Governor Larry Hogan Praises Bipartisan Nine-State Agreement to Reduce Carbon Pollution Cap by 30% from 2020 to 2030
Governor Larry Hogan announced recently that Maryland and the eight other states in the Regional Greenhouse Gas Initiative (RGGI) have agreed to reduce the program’s carbon pollution cap by 30 percent from 2020 to 2030. This multi-state initiative will continue the Hogan administration’s longstanding commitment to improving air quality standards while growing Maryland’s economy.
“Maryland is committed to finding real bipartisan, common sense solutions to protect our environment, combat climate change, and improve our air quality,” said Governor Hogan. “By working together, we are showing that it is possible to find consensus to protect our natural resources, promote clean energy, and grow our economy for current and future generations.”
The program’s regional carbon cap will decline by 2,275,000 tons every year starting in 2021, yielding a total reduction of 22,750,000 tons from 2021-2030, or 30 percent of the 2020 cap. In addition, the states will implement a new mechanism called the Emissions Containment Reserve (ECR). The ECR will achieve additional greenhouse gas emission reductions, if it proves cost-effective to do so, by reducing the cap by as much as 10 percent in any year if RGGI allowance prices fall below predetermined levels.
“Maryland is proud of the teamwork among states to achieve consensus for a stronger and broader, balanced and sustainable RGGI,” said Maryland Environment Secretary Ben Grumbles, who also served as Secretary and was recently elected to serve as Treasurer of the RGGI, Inc. Board of Directors. “This consensus agreement is a win for both our environment and our economy. We are particularly enthusiastic about the climate progress we will make through the 30 percent reduction in the emissions cap and the innovative new Emissions Containment Reserve.”
This announcement illustrates Maryland’s continued commitment to leading by example and demonstrating that economic and climate initiatives are not mutually exclusive. Our ratepayers’ investment in this groundbreaking program continues to reap significant economic, environmental, and health benefits, while serving as a cost-effective, market-based mechanism to reduce carbon pollution,” said Maryland Public Service Commission Chairman W. Kevin Hughes.

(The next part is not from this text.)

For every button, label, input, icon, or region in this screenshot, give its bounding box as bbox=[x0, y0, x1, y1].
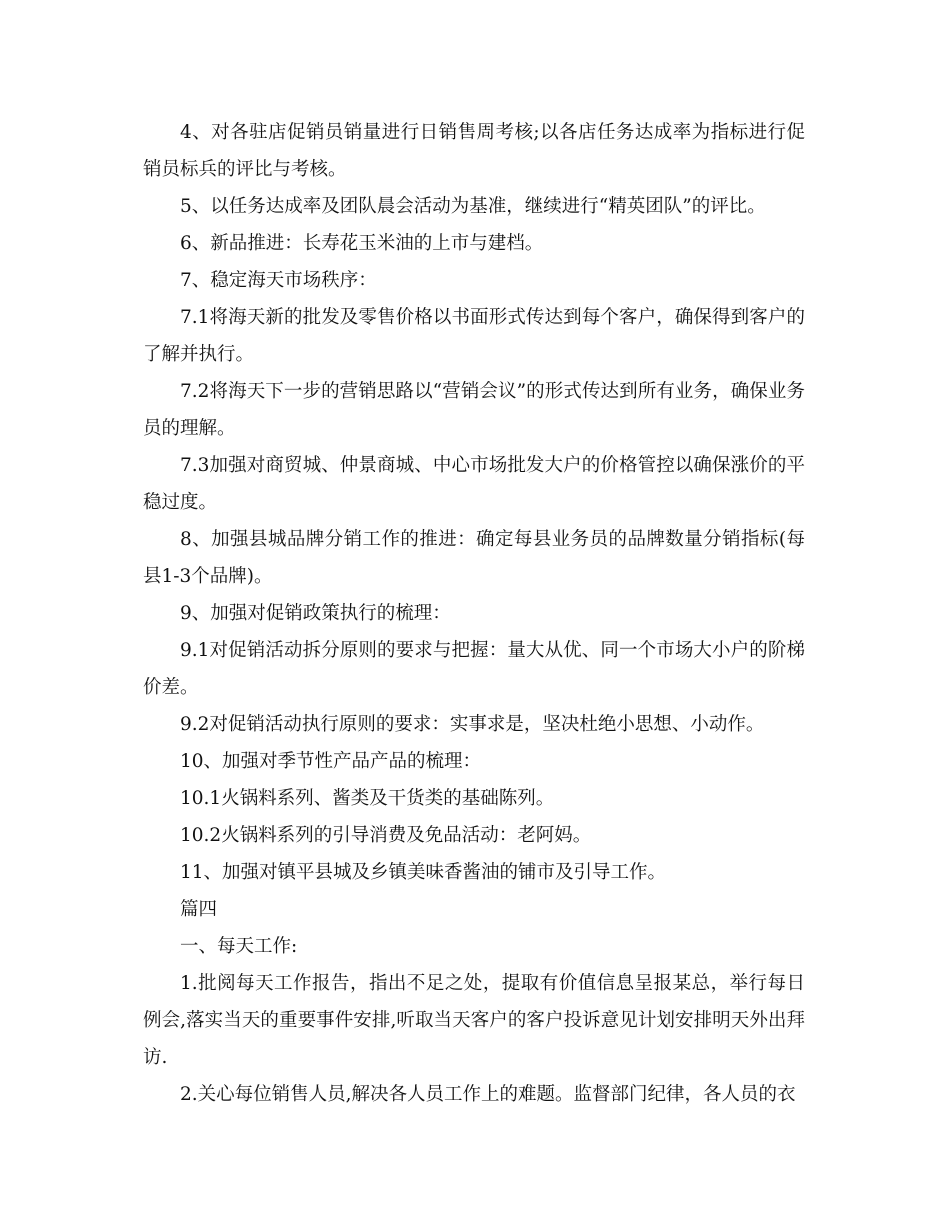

The states in RGGI also will begin a bank adjustment in 2021, which will reduce the planned caps from 2021 through 2025 by the full amount of extra allowances remaining in circulation at the beginning of 2021. The proposal will also reaffirm an important safeguard for consumers, the Cost Containment Reserve, while raising its price triggers to ensure that it only releases additional allowances when costs are significantly higher than expected, and reducing the number of allowances it can release to be equal to 10 percent of the regional cap. Additional details about the proposed changes are at www.rggi.org/news.
The regional compact complements other important climate-related efforts within the state. For example, Governor Hogan enacted the Greenhouse Gas Emission Reduction Act of 2016, which will reduce Maryland’s greenhouse gas emissions by 40 percent by 2030, while also supporting a healthy economy and creating new jobs. Governor Hogan also enacted legislation to expand and support the Maryland Climate Change Commission in 2015 and proposed and signed the Clean Cars Act of 2017 to boost the state’s efforts to encourage the use of electric vehicles.
In addition to Maryland, the eight other mid-Atlantic and northeastern states in RGGI are Connecticut, Delaware, Maine, Massachusetts, New Hampshire, New York, Rhode Island, and Vermont. RGGI is the first mandatory market-based program in the U.S. to reduce greenhouse gas emissions.
Maryland will host a public meeting with other RGGI states and stakeholders on September 25 at the Maryland Public Service Commission offices in Baltimore about the draft program elements. More detailed materials describing the proposed program elements will be available before that meeting via the Maryland Department of the Environment.